A ArnaudChe : Mais si je rejette la question qui est posée, c'est avant tout parce que je considère qu'elle est extrêmement mal posée; et encore une fois, sans remettre en cause les bonnes intentions de Guile, je m'interroge sur les motivations de se poser et de poser une telle question. En outre, je ne crois pas qu'il s'agisse de broutilles, et je voudrais t'expliquer pourquoi, au-delà de ce que j'ai déjà suffisamment dit.
D'abord placer cette question ainsi, laisse entendre que tout photographe ait à résoudre un paradoxe permanent à se situer sur un axe Humilité/Créativité, et pour exagérer, je trouve la résolution de ce paradoxe comme assez entaché de totalitarisme.
Mais surtout, parce que je pense qu'il ne faudrait pas se tromper sur ce qu'est la photographie, et en particulier la photographie contemporaine.

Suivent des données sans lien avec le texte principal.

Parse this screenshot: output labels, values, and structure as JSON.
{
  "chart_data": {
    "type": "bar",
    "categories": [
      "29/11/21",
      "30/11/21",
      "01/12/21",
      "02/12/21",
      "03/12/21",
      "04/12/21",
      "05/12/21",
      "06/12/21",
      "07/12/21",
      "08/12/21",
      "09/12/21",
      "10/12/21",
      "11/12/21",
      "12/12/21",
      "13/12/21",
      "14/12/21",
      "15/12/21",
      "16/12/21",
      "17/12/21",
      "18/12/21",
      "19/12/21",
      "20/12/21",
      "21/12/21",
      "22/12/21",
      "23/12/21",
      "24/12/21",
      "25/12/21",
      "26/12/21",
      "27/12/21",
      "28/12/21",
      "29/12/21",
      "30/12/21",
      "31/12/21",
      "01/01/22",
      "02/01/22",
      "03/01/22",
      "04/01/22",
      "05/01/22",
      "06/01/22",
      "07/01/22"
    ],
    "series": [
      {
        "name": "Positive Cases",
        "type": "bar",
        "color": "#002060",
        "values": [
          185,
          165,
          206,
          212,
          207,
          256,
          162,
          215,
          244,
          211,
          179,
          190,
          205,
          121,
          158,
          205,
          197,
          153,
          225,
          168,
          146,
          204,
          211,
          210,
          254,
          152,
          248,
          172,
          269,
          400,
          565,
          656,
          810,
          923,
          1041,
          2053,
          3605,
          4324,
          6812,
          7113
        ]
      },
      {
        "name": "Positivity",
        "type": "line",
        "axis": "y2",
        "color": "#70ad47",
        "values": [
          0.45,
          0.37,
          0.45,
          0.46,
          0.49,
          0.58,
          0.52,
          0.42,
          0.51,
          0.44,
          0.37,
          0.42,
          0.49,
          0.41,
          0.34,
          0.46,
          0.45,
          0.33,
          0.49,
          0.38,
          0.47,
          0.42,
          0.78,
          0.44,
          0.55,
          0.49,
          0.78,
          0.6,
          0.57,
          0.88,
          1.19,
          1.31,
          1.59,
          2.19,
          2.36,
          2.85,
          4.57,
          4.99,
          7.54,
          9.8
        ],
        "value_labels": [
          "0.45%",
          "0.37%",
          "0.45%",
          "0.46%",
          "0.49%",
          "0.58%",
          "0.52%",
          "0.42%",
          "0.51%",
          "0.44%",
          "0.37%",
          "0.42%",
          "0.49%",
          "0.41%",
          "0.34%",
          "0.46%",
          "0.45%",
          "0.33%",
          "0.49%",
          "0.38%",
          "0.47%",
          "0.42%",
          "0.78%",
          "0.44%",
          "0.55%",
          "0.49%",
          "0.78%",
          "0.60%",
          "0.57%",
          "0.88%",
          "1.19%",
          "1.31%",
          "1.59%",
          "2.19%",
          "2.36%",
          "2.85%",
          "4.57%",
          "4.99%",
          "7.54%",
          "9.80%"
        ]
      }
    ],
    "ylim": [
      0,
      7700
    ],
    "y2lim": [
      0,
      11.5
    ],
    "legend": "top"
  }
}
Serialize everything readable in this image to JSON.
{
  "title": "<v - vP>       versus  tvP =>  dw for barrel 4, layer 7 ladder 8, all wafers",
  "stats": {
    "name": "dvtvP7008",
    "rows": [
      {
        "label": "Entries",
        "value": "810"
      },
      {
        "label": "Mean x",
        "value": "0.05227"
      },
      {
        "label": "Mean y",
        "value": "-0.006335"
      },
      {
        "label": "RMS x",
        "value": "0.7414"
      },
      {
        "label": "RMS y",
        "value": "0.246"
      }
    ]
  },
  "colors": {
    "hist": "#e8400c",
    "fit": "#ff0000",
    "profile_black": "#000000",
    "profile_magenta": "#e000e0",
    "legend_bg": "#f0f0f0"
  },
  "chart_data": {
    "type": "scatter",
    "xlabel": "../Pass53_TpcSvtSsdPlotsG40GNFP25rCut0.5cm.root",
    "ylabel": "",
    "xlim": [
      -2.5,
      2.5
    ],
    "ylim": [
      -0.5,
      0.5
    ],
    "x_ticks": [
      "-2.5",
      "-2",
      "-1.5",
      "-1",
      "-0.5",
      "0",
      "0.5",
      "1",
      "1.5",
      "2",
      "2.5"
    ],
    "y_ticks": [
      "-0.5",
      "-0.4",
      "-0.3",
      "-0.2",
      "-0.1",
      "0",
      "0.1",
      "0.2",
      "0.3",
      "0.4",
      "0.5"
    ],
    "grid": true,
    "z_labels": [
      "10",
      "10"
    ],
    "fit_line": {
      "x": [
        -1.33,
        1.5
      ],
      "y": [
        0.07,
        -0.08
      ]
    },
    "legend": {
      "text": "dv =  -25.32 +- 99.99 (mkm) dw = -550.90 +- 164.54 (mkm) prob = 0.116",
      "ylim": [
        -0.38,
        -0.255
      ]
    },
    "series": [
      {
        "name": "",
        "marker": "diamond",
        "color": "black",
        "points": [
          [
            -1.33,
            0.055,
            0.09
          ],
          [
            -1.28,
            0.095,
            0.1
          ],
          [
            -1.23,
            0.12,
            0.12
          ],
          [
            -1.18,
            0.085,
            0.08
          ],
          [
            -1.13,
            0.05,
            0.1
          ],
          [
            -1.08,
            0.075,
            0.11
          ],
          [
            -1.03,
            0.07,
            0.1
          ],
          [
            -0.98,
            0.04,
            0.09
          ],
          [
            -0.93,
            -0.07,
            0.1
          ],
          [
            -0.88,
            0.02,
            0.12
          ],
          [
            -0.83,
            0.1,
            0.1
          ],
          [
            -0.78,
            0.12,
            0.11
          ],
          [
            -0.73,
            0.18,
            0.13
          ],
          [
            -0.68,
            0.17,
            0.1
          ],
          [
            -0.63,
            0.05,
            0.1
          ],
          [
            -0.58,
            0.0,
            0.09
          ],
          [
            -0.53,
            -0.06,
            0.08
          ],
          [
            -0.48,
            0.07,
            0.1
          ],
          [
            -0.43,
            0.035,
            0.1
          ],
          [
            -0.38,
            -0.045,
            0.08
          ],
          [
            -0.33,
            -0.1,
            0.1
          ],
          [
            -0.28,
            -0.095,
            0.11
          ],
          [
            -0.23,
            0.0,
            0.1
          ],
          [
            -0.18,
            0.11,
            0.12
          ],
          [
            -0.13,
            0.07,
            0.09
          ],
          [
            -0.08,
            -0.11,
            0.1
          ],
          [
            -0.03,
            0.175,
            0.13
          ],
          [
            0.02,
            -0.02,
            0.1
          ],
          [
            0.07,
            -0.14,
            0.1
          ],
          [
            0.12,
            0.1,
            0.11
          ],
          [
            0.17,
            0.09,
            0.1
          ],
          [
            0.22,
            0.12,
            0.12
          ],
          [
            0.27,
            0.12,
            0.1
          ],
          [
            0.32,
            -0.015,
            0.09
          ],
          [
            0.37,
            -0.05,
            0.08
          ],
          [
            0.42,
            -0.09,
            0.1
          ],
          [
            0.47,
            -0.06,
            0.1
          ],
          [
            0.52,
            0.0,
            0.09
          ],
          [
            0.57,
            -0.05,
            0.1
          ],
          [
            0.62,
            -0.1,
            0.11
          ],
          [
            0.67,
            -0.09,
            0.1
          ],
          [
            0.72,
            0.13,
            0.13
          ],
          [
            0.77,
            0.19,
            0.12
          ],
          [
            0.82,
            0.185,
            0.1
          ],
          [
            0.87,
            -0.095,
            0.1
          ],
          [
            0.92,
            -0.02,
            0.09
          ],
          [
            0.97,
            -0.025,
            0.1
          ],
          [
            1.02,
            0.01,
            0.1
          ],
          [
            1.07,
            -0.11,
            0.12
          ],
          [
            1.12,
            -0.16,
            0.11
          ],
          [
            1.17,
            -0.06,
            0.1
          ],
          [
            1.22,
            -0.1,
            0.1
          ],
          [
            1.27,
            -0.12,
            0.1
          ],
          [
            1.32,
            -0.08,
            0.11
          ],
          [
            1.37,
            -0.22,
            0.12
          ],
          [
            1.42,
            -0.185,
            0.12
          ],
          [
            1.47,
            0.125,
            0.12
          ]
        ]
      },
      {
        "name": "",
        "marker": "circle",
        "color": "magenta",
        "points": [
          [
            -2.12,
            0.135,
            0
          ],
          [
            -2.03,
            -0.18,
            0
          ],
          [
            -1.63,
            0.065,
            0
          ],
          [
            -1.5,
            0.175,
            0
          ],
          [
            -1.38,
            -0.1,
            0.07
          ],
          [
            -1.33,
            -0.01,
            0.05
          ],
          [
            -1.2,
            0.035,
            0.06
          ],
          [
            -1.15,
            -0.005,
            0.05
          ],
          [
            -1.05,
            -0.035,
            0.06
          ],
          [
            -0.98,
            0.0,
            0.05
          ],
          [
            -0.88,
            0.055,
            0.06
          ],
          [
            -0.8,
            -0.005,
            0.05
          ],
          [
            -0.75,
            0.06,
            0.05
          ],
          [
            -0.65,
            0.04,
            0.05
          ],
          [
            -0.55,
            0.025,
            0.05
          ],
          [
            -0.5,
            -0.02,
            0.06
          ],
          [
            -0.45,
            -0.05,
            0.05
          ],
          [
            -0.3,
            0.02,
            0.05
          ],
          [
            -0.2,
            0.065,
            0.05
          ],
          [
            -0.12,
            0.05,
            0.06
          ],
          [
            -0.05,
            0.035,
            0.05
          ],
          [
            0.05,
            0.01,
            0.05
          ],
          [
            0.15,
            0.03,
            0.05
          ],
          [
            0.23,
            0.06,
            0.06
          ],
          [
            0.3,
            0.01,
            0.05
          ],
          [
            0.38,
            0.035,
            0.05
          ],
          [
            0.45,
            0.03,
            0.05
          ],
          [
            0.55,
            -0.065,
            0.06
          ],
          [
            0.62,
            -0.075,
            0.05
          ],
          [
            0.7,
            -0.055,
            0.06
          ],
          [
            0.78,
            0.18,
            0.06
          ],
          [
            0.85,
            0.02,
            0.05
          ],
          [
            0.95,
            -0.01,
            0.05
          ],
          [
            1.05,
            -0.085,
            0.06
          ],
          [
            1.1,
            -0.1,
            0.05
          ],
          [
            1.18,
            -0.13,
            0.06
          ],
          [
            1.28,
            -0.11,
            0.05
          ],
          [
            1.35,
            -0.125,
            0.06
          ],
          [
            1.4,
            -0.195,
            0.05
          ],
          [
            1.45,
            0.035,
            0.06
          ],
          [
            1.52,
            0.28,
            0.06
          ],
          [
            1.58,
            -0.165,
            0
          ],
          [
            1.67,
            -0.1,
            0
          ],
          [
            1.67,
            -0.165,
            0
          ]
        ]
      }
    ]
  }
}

Du point de vue du photographe, nul doute pour moi - et c'est une conviction qu'on peut ou non partager - que le plus difficile c'est de voir ce qu'on a devant les yeux. Avons-nous ce talent ou non ? Car, et il s'agira de toute la difficulté, il faudra en plus s'affranchir de la technique (la prise de vue, la lumière, la focale, l'émulsion ou le capteur, la composition, le trio diaph-vitesse-sensibilité) pour traduire cette émotion ou plus exactement celle du photographe lui-même et celle du spectateur, avec un nombre phénoménal de fausses routes !
Il n'y a pas de talent sans travail, sans plaisir, sans passion, sans âme, sans lectures, sans un apprentissage permanent, sans boulimie de "voir les images".... de "prendre"
Voici, afin qu'on me comprenne bien ce que disait à ce sujet Edward Weston :
"Ce que l'œil voit est complètement différent de ce que l'œil donne à voir.... L'œil enregistre un flot ininterrompu d'images tandis que l'appareil photo saisit un moment donné, UN SEUL, et le fixe pour l'éternité"
Et pour moi, de mettre en parallèle ce que disait Goya
"Tout l'art est dans les sacrifices et les partis pris"
Alors, le talent du photographe c'est d'arriver à traduire ses intentions, très exactement, avec le talent de l'orfèvre.
Ces intentions ne peuvent relever, à mon sens, que de l'intime. Et c'est bien le sens de ma réaction - certes quelque peu extrême, et parce que je me sens probablement très touché par cette fausse piste - de considérer que cette question n'a pas à être posée AINSI.